Droves of revelers coursed back to the Minnesota State Fair on opening day Thursday, eager to experience familiar flavors and thrills and a sense of back-to-normal after two years in the shadow of COVID-19.

Traffic was backed up for miles around the fairgrounds in the morning, and many popular pedestrian boulevards inside were elbow-to-elbow by midday. Several early arrivals said they wanted to get a jumpstart on the festivities after skipping the fair last year due to COVID concerns.

"We decided this year, we are doing it!" said Dawn Benson of Mendota Heights, who was enjoying ice cream for breakfast with her husband and two young daughters. "We are getting back out there."

Fair officials anticipate total 12-day attendance of 1.7 million — less than the record-setting 2.1 million in 2019, but more than the 1.3 million last year.

Waiting for eager attendees were 300 food concessions, more than 70 amusement rides, exhibits, political campaigns, live media broadcasts, arts and crafts, and agricultural competitions showcasing more than 20,000 animals.

Stephen Mikkelson, media coordinator for Eco Experience at the fair, said he felt like he'd time traveled back to 2019. Heavy crowds were checking out the massive moose made of recycled cardboard and the oversized loon, as well as other exhibits, he said.

"From the moment we opened, it was a packed house and it's been that way the whole day," said Mikkelson, who works for the Minnesota Pollution Control Agency (MPCA), which sponsors Eco Experience.

Brandi Bast and her school-age daughter, Emma, drove in from outstate Thursday morning, picking up two cousins in Roseville. By 10 a.m., they were checking out the fairgrounds from the Space Tower. They skipped the fair last year, Bast said, but this year they feel safe.

"It's our last little outing before school starts," she said.

It was 2-year-old Odynn Nielsen's first State Fair, and he was taking his time gently patting the rabbits on display. The entire Nielsen family, from St. Louis Park, had come for opening day.

"We skipped a couple of years because of COVID. We wanted to be safe," said Mary Nielsen, mom of Odynn, Margaux, 4, and Olie, 7. "We came out this year for the kids. We want them to see the animals and have all the experiences. We are super excited."

In years past the fair was a multiday event for the family, Nielsen said, but higher prices would likely limit them to one day this year. They spent the morning fawning over rabbits, sheep and even the fish pond at the Minnesota Department of Natural Resources (DNR) building. Olie said he also tried the Giant Slide, proudly describing his technique for getting the most acceleration.

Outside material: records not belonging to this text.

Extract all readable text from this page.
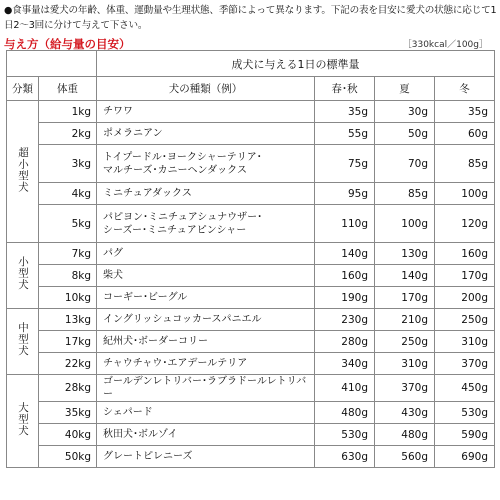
●食事量は愛犬の年齢、体重、運動量や生理状態、季節によって異なります。下記の表を目安に愛犬の状態に応じて1日2〜3回に分けて与えて下さい。
与え方（給与量の目安）	［330kcal／100g］
		成犬に与える1日の標準量			
分類	体重	犬の種類（例）	春･秋	夏	冬
超小型犬	1kg	チワワ	35g	30g	35g
	2kg	ポメラニアン	55g	50g	60g
	3kg	トイプードル･ヨークシャーテリア･
マルチーズ･カニーヘンダックス	75g	70g	85g
	4kg	ミニチュアダックス	95g	85g	100g
	5kg	パピヨン･ミニチュアシュナウザー･
シーズー･ミニチュアピンシャー	110g	100g	120g
小型犬	7kg	パグ	140g	130g	160g
	8kg	柴犬	160g	140g	170g
	10kg	コーギー･ビーグル	190g	170g	200g
中型犬	13kg	イングリッシュコッカースパニエル	230g	210g	250g
	17kg	紀州犬･ボーダーコリー	280g	250g	310g
	22kg	チャウチャウ･エアデールテリア	340g	310g	370g
大型犬	28kg	ゴールデンレトリバー･ラブラドールレトリバー	410g	370g	450g
	35kg	シェパード	480g	430g	530g
	40kg	秋田犬･ボルゾイ	530g	480g	590g
	50kg	グレートピレニーズ	630g	560g	690g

"He got some air," Mary Nielsen chimed in.

Heidi and Patrick Hau of St. Paul show up for opening day every year — and every year they prepare by eating healthful foods, including kale smoothies, in the lead-up to the big event. They also burn some calories by riding their bicycles to the fair and back.

"Then you don't have to feel guilty about 16 hours of gluttonous eating and beer drinking," Patrick Hau said as the couple noshed on cheese curds and a new veggie offering from the Herbivorous Butcher, paired with morning beer flights.

The couple said this year felt busy, like opening days before COVID.

"It seemed 50 percent last year. It seemed small and scaled down," Heidi Hau said. "This year seems like we are back! The band is back together."

Jennifer Tatur of Andover brought her 10-year-old granddaughter Emilia to the fair, and they spent most of the morning on rides. Tatur said she also stopped to take a photograph of the personalized bench she'd recently purchased to honor her brother, Jeff Hanna, who died of COVID in 2020. She's also purchased a bench to honor her late father.

"My dad and my brother always loved to come to the fair," Tatur said.

Next week, Tatur will be back with her entire brood of grandchildren. It's a family tradition she's intent on passing down.

"It's such a beautiful day," she said.